Tuesday, March 30, 2010

Painting Pictures of Egypt

Tonight was my first ever Seder meal. My small group got together and we made it a potluck/Seder evening. It was a "Christian Seder" actually, not the legit traditional Jewish one . . . we only had 2 hours so we had to shorten it from it's traditional entirety. Though I'm kind of glad we did. I have a really hard time with really traditional things. Here's why:

1. I have a hard time being serious. My brain is seriously like spaghetti. One phrase from someone will trigger a funny thought or a memory and my mind just jumps on that wave and rides it until it meets another. There is pure joy and bliss in being random. Let's just say, my future husband will never cease to be entertained. I am, in fact, 99% random and 1% ridiculous . . . and sometimes they switch sides.

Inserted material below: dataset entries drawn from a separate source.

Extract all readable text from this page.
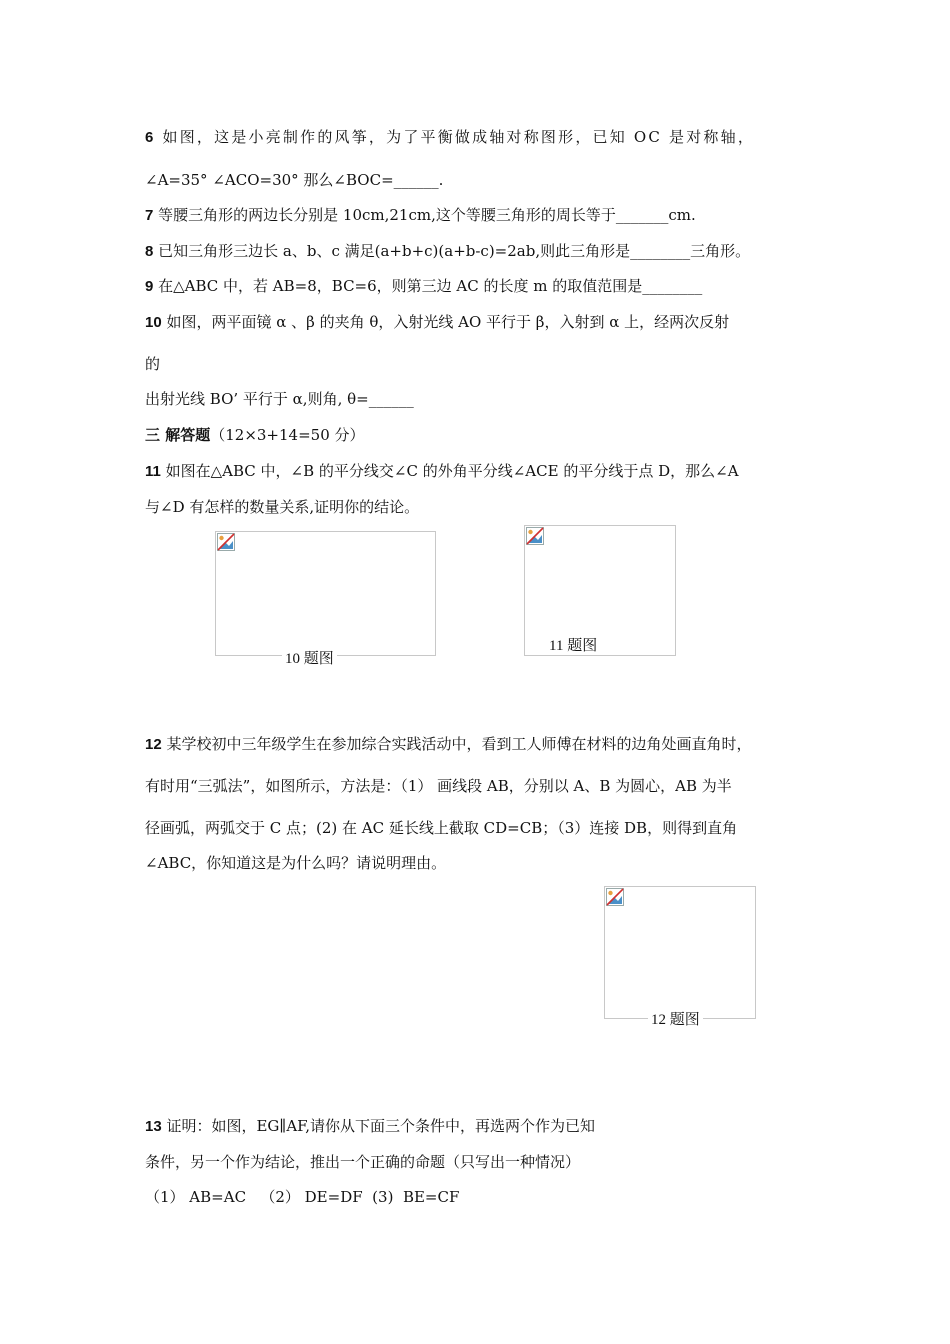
6 如图，这是小亮制作的风筝，为了平衡做成轴对称图形，已知 OC 是对称轴，
∠A=35° ∠ACO=30° 那么∠BOC=______.
7 等腰三角形的两边长分别是 10cm,21cm,这个等腰三角形的周长等于_______cm.
8 已知三角形三边长 a、b、c 满足(a+b+c)(a+b-c)=2ab,则此三角形是________三角形。
9 在△ABC 中，若 AB=8，BC=6，则第三边 AC 的长度 m 的取值范围是________
10 如图，两平面镜 α 、β 的夹角 θ，入射光线 AO 平行于 β，入射到 α 上，经两次反射
的
出射光线 BO’ 平行于 α,则角, θ=______
三 解答题（12×3+14=50 分）
11 如图在△ABC 中，∠B 的平分线交∠C 的外角平分线∠ACE 的平分线于点 D，那么∠A
与∠D 有怎样的数量关系,证明你的结论。
10 题图
11 题图
12 某学校初中三年级学生在参加综合实践活动中，看到工人师傅在材料的边角处画直角时，
有时用“三弧法”，如图所示，方法是：（1） 画线段 AB，分别以 A、B 为圆心，AB 为半
径画弧，两弧交于 C 点；(2) 在 AC 延长线上截取 CD=CB；（3）连接 DB，则得到直角
∠ABC，你知道这是为什么吗？请说明理由。
12 题图
13 证明：如图，EG∥AF,请你从下面三个条件中，再选两个作为已知
条件，另一个作为结论，推出一个正确的命题（只写出一种情况）
（1） AB=AC   （2） DE=DF  (3)  BE=CF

2. I have never been good at doing things "traditionally." In fact, more often than not, I hate doing things traditionally. I don't always like order or set rules and limits. It's something I try to work on, but more often than not, I lean towards nontraditional approaches to things.

3. I am accident prone. I will be honest, for the majority of the night, I sat on my hands. I had to. I get so fidgety and I get easily distracted. Most of the time, this results in spills, broken items, and frequent visits to the first aid kit. Needless to say, when it's a celebration of reflection and spiritual growth, such accidents are kind of distracting.

4. I don't really enjoy trying new foods. In fact, the majority of the time, I'm just fine with my standard comfort foods. So when you ask me to try new sorts of cheese and herbs and things I can't pronounce, something in me tries to find a way out of it. :( PS: I totally ate the horseradish . . . not knowing what it was. And since I didn't know what it was, I spread it on THICK. :| Never. Again. :|

All in all, tonight was pretty good and was a great learning experience for me. I actually had a great time and I was really proud that I caught my glass of grape juice before it spilled all over the table. The only downside was that to symbolize having a lamb shankbone, we just used a stuffed animal as representation. Did I mention that the stuffed animal lamb was sitting in front of me? BAD IDEA. Again, distraction and randomness comes full force and things like this happen:

(get it . . . they lost their shankbones!)

Here are some other photos from the evening :D I love my small group! :D

**to any of my Jewish readers that I may have offended with my stuffed animal lamb shenanigans, I apologize. I'm really working on it.